Marsha R. Mailick, PhD
Emeritus Vice Chancellor for Research and Graduate Education
Marsha R. Mailick is an emeritus vice chancellor for research and graduate education at the University of Wisconsin-Madison (UW-Madison). She received her undergraduate education at the UW-Madison in Psychology and Sociology, and her PhD in social policy from Brandeis University. She was on the faculty of Boston University before joining UW-Madison in 1988. From 2002 until 2014, she served as Director of the Waisman Center. She is the author of more than 200 publications. The focus of Dr. Mailick’s research is on the life course trajectory of developmental disabilities. She is interested in how the behavioral phenotype of specific developmental disabilities, including autism, fragile X syndrome, and Down syndrome, changes during adolescence, adulthood, and old age. In addition, she studies how the family environment affects the development of individuals with disabilities during these stages of life, and reciprocally how parents and siblings of individuals with disabilities are affected. Her current research includes three projects: a 14-year longitudinal study of autism during adolescence and adulthood, research on a demographically-representative sample of parents of individuals with developmental disabilities, and a study of family adaptation to fragile X syndrome (FXS). She recently completed an epidemiological study of the premutation of FXS and a 20-year follow up of a cohort of older adults with Down syndrome, examining how the family environment shapes outcomes in midlife and old age. Together, these studies offer insights about developmental disabilities across the life course, and the impacts on families.
Seth D. Pollak, PhD
College of Letters and Science
Distinguished Professor of Psychology, Anthropology, and Pediatrics
Seth Pollak holds the College of Letters and Science Distinguished Professorship at the University of Wisconsin-Madison. He also holds appointments in the UW Departments of Pediatrics, Biological Anthropology, Neuroscience and Public Affairs. Pollak received dual PhDs in child clinical psychology and brain & cognitive sciences from the University of Rochester, earned a master’s degree in child development from Harvard University, and studied philosophy of mind at Oxford University. A Waisman Center IDDRC investigator since 1997, his research examines environmental risk factors on children’s brain and behavioral development, with particular focus on emotions and children’s health. His research is highly interdisciplinary, incorporating psychophysiological, experimental, hormonal, and epigenetic methods. Pollak has published more than 150 articles across a variety of sub-disciplines. His research has been funded continuously by the NIH since 2000. He is currently the chair of the clinical and the developmental graduate programs within the Department of Psychology.
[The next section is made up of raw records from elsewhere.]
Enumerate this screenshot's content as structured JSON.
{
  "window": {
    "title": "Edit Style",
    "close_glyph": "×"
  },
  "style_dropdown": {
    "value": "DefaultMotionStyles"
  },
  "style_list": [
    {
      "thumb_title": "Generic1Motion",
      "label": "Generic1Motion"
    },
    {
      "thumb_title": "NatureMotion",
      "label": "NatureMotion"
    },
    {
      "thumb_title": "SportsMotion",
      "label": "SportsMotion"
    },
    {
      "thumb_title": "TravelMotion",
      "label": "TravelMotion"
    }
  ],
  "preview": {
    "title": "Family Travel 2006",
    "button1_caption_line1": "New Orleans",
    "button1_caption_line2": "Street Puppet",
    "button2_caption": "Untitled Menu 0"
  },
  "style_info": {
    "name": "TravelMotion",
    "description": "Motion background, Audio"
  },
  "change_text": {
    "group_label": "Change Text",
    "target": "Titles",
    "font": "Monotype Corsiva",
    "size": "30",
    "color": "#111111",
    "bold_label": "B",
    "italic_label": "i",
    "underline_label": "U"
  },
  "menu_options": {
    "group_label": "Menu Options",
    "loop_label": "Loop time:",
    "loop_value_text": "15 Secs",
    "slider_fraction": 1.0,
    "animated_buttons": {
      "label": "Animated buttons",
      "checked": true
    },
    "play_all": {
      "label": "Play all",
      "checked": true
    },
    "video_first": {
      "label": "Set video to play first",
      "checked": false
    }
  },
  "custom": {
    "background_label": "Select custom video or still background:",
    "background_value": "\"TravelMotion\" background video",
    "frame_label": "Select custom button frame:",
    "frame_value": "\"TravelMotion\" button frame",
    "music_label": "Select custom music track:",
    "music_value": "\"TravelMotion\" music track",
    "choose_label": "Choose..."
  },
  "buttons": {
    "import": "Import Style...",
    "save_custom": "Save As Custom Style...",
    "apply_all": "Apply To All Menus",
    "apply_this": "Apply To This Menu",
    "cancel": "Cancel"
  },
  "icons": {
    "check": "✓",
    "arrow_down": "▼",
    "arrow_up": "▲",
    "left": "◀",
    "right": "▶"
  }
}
Pollak has been a visiting professor of neurology and neurosurgery at the Montreal Neurological Institute and a visiting fellow at the American Academy in Rome. He has been the recipient of a National Institute of Mental Health fellowship in developmental psychopathology, the Boyd-McCandless Award for Distinguished Contributions to Child Development, and the American Psychological Association’s Distinguished Scientific Award for an Early Career Contribution to Psychology. He is a fellow of the American Association for the Advancement of Science and the Association for Psychological Science. Pollak also serves on the governing council of the Society for Research in Child Development.